/University_SGCI_AUDIT_AICU_Continuos_improvement

Fishing Engineering Quality Improvement Dashboard: A Streamlit-based tool for analyzing and visualizing key performance indicators of Fishing Engineering education programs, integrating principles from AUDIT and AICU certifications to promote continuous academic improvement.

Primary LanguageJupyter NotebookMIT LicenseMIT

Fishing Engineering Quality Improvement Dashboard

Overview

This repository contains a Streamlit dashboard designed to analyze and visualize key performance indicators related to the quality of Fishing Engineering education programs. The analysis and visualization are based on simulated data reflecting real-world metrics that are critical for academic quality assurance and continuous improvement.

Context

AUDIT y AICU certifications

The dashboard integrates concepts from two prominent certification systems:

  • AUDIT: A quality assurance system for university management that emphasizes continuous improvement, focusing on areas such as teaching, research, and management processes.
  • AICU: Accreditation for Continuous Improvement, which is centered on meeting and exceeding educational standards, fostering an environment of self-assessment, and promoting sustainable enhancement of academic programs.

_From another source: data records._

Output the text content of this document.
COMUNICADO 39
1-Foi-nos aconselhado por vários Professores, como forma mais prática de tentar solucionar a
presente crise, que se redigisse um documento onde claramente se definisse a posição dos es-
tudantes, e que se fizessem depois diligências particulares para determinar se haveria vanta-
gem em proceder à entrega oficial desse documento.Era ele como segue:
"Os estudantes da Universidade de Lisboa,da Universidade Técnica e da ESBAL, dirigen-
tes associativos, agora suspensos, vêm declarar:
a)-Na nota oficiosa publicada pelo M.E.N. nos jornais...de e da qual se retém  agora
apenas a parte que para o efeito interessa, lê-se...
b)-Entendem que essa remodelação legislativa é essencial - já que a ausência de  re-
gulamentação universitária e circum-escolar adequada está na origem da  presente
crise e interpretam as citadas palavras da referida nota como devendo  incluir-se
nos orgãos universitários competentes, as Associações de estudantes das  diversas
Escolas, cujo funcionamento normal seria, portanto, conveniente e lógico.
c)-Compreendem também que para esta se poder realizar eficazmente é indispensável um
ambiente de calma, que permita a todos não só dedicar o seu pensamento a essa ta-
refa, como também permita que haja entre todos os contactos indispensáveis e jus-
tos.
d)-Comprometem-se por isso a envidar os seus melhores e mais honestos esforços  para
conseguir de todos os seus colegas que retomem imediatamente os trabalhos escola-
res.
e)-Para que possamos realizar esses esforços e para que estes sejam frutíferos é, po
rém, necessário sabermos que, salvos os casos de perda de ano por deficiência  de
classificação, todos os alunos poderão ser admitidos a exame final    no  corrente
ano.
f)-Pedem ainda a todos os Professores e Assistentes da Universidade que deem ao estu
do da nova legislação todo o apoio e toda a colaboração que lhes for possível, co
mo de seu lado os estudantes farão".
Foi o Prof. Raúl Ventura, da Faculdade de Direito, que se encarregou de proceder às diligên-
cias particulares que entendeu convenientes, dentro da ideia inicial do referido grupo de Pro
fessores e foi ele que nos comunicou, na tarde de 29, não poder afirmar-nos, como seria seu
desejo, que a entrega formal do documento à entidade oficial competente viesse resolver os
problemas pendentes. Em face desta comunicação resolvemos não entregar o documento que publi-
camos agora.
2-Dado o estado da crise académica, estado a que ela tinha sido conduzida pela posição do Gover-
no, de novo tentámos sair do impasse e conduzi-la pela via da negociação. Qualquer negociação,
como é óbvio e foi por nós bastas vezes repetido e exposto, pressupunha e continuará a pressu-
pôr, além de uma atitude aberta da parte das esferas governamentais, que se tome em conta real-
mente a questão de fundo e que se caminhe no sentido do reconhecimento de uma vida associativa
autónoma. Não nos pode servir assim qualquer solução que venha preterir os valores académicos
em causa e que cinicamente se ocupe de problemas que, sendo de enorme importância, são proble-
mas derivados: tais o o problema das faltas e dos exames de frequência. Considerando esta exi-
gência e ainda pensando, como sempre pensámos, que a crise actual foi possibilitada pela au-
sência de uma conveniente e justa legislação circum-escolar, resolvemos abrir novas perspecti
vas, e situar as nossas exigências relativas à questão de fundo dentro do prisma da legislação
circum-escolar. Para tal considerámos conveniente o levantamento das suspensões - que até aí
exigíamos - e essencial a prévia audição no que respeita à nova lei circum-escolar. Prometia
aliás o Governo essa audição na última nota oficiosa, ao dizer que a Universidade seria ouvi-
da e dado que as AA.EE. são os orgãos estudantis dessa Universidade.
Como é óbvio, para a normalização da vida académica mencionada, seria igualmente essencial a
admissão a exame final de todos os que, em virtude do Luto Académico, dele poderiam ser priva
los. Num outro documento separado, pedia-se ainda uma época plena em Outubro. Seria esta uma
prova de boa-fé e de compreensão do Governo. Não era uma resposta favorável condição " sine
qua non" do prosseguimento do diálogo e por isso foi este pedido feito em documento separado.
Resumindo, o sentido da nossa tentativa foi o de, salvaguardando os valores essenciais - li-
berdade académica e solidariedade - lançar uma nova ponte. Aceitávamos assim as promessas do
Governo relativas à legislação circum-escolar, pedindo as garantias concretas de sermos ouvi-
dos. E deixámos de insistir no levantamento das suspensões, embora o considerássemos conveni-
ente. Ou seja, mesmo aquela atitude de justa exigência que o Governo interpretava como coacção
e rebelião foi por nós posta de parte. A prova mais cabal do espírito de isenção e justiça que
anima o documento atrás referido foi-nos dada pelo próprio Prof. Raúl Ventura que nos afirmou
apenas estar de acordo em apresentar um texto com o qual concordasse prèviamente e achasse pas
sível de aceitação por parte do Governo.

Both certification systems are crucial for maintaining high standards in university education, ensuring that institutions are not only compliant with regulatory requirements but also engaged in ongoing enhancement of their educational offerings.

Data Simulation

To demonstrate the functionality and benefits of the dashboard, we have generated simulated data using the Faker library. This data includes key performance indicators such as:

  • Graduation rate
  • Student satisfaction
  • Compliance rate
  • Audit score
  • Accreditation score
  • Employability
  • Technical skills
  • Soft skills
  • Fishing engineering competence

These indicators provide a comprehensive view of the academic quality and outcomes specific to Fishing Engineering programs.

Dashboard Features

Annual Average Scores Trends

The dashboard displays trends over the years for each key performance indicator, allowing users to see how metrics have evolved and identify areas for improvement.

Distribution of Scores

Visualizing the distribution of scores helps in understanding the variability and consistency of the key performance indicators across different years and institutions.

Compare Institutions

Users can select multiple institutions and compare their performance across different indicators. This feature is particularly useful for benchmarking and identifying best practices.

Getting Started

Prerequisites

Ensure you have the following installed:

  • Python 3.8 or higher
  • pip for managing Python packages

Installation

  1. Clone the repository:

    git clone https://github.com/your-username/fishing-engineering-dashboard.git
    cd fishing-engineering-dashboard
  2. Create and activate a virtual environment:

    python -m venv venv
    source venv/bin/activate  # On Windows use `venv\Scripts\activate`
  3. Install the required packages:

    pip install -r requirements.txt
  4. Generate the simulated data:

    python generate_fishing_data.py
  5. Run the Streamlit dashboard:

    streamlit run fishing_dashboard.py

Conclusion

This dashboard serves as a powerful tool for institutions offering Fishing Engineering programs to monitor and enhance their educational quality. By leveraging the principles of AUDIT and AICU certifications, the dashboard promotes a culture of continuous improvement and excellence in higher education.

Feel free to contribute to this project by submitting issues or pull requests. We welcome any feedback and suggestions for further enhancements.

License

This project is licensed under the MIT License - see the LICENSE file for details.